“You just mind your own business, Nelson Haley!” snapped Annette. “I don’t care! I don’t care what folks think of me, or what they say!” and she burst into a torrent of tears and rushed from the room.

“Humph!” muttered the teacher, as he left for his boarding place. “Guess I’m always putting my foot in it. And it does seem as though whenever I start to try and make it up with Janice, either Annette or her brother interferes. Confound it!” and he shrugged down into the collar of his coat and plodded on through the gathering storm.

CHAPTER XX
THE BARN DANCE

Annette Bowman had kept up her association with the Slater girls. Judge Slater’s place was fully ten miles from Polktown and on a road that branched south into the valley from the Lower Middletown pike. Annette went over to see the Slater girls at least once a week, or they came to visit her at the Lake View Inn.

Like Annette, the Judge’s daughters had been of the ultra-fashionable set that attended the private school in which the civil engineer’s sister was supposedly “finished.” Frank confessedly did not like them. He told Janice that they were “cacklers,” and that “they didn’t have an ounce of sense in their heads.”

The civil engineer liked girls who were of a practical turn of mind. He was jolly enough, and was good company; but of small talk he had little. He took life rather earnestly, did this young engineer, and he had an object to aim for, which, although he did not confide in Janice, she strongly suspected.

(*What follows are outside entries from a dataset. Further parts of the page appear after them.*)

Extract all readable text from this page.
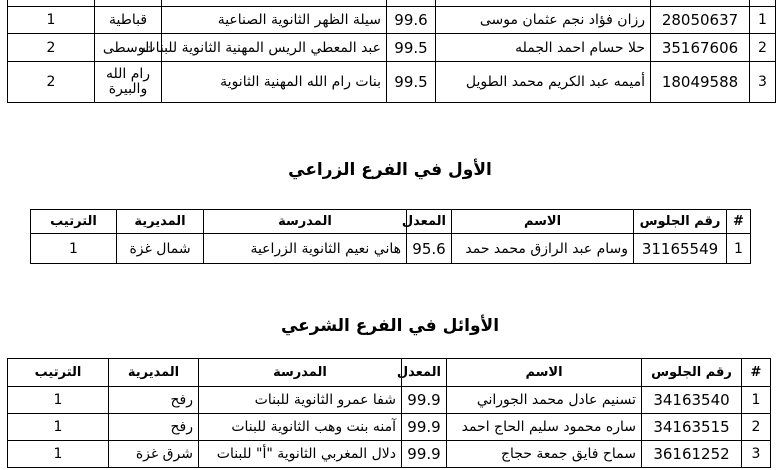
1	28050637	رزان فؤاد نجم عثمان موسى	99.6	سيلة الظهر الثانوية الصناعية	قباطية	1
2	35167606	حلا حسام احمد الجمله	99.5	عبد المعطي الريس المهنية الثانوية للبنات	الوسطى	2
3	18049588	أميمه عبد الكريم محمد الطويل	99.5	بنات رام الله المهنية الثانوية	رام الله والبيرة	2
الأول في الفرع الزراعي
#	رقم الجلوس	الاسم	المعدل	المدرسة	المديرية	الترتيب
1	31165549	وسام عبد الرازق محمد حمد	95.6	هاني نعيم الثانوية الزراعية	شمال غزة	1
الأوائل في الفرع الشرعي
#	رقم الجلوس	الاسم	المعدل	المدرسة	المديرية	الترتيب
1	34163540	تسنيم عادل محمد الجوراني	99.9	شفا عمرو الثانوية للبنات	رفح	1
2	34163515	ساره محمود سليم الحاج احمد	99.9	آمنه بنت وهب الثانوية للبنات	رفح	1
3	36161252	سماح فايق جمعة حجاج	99.9	دلال المغربي الثانوية "أ" للبنات	شرق غزة	1
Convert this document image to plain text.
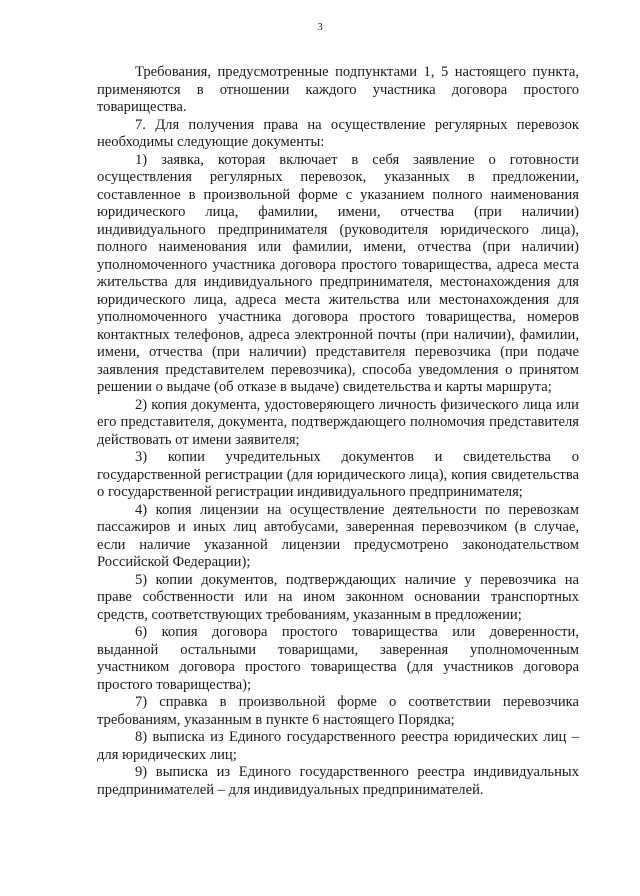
3

Требования, предусмотренные подпунктами 1, 5 настоящего пункта, применяются в отношении каждого участника договора простого товарищества.

7. Для получения права на осуществление регулярных перевозок необходимы следующие документы:

1) заявка, которая включает в себя заявление о готовности осуществления регулярных перевозок, указанных в предложении, составленное в произвольной форме с указанием полного наименования юридического лица, фамилии, имени, отчества (при наличии) индивидуального предпринимателя (руководителя юридического лица), полного наименования или фамилии, имени, отчества (при наличии) уполномоченного участника договора простого товарищества, адреса места жительства для индивидуального предпринимателя, местонахождения для юридического лица, адреса места жительства или местонахождения для уполномоченного участника договора простого товарищества, номеров контактных телефонов, адреса электронной почты (при наличии), фамилии, имени, отчества (при наличии) представителя перевозчика (при подаче заявления представителем перевозчика), способа уведомления о принятом решении о выдаче (об отказе в выдаче) свидетельства и карты маршрута;

2) копия документа, удостоверяющего личность физического лица или его представителя, документа, подтверждающего полномочия представителя действовать от имени заявителя;

3) копии учредительных документов и свидетельства о государственной регистрации (для юридического лица), копия свидетельства о государственной регистрации индивидуального предпринимателя;

4) копия лицензии на осуществление деятельности по перевозкам пассажиров и иных лиц автобусами, заверенная перевозчиком (в случае, если наличие указанной лицензии предусмотрено законодательством Российской Федерации);

5) копии документов, подтверждающих наличие у перевозчика на праве собственности или на ином законном основании транспортных средств, соответствующих требованиям, указанным в предложении;

6) копия договора простого товарищества или доверенности, выданной остальными товарищами, заверенная уполномоченным участником договора простого товарищества (для участников договора простого товарищества);

7) справка в произвольной форме о соответствии перевозчика требованиям, указанным в пункте 6 настоящего Порядка;

8) выписка из Единого государственного реестра юридических лиц – для юридических лиц;

9) выписка из Единого государственного реестра индивидуальных предпринимателей – для индивидуальных предпринимателей.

Frank had nothing to do with the barn dance that was arranged to take place at Judge Slater’s soon after the first heavy snow had fallen. The roads quickly became well packed, as they do in the Green Mountains, and sleighing promised to last until the February thaw. Annette was the prime mover in the barn dance, but Judge Slater and his wife saw to it that the invitations to Polktown people were quite general. The Judge was looking for an election to the State Legislature, and he ran no risk of offending anybody.

The Slater barn had an enormous floor, and the planks were in very good condition. There had been so much interest in dancing that fall in Polktown, that a big crowd made preparations to attend. Everything on runners owned in and about the village was requisitioned long before the evening named in the invitation.

Annette herself had gone over to Judge Slater’s the day before. “You’ll surely come, Frank, now, won’t you?” she said to her brother. “You know, dancing men will be awfully scarce. These ‘hicks’ are just about as graceful as cows on a dancing floor,” and she laughed carelessly.

“My goodness, Annette, but you are a hypocrite!” growled her brother. “You make me sick. Butter wouldn’t melt in your mouth when you’re talking to these people, while behind their backs you only make fun of them.”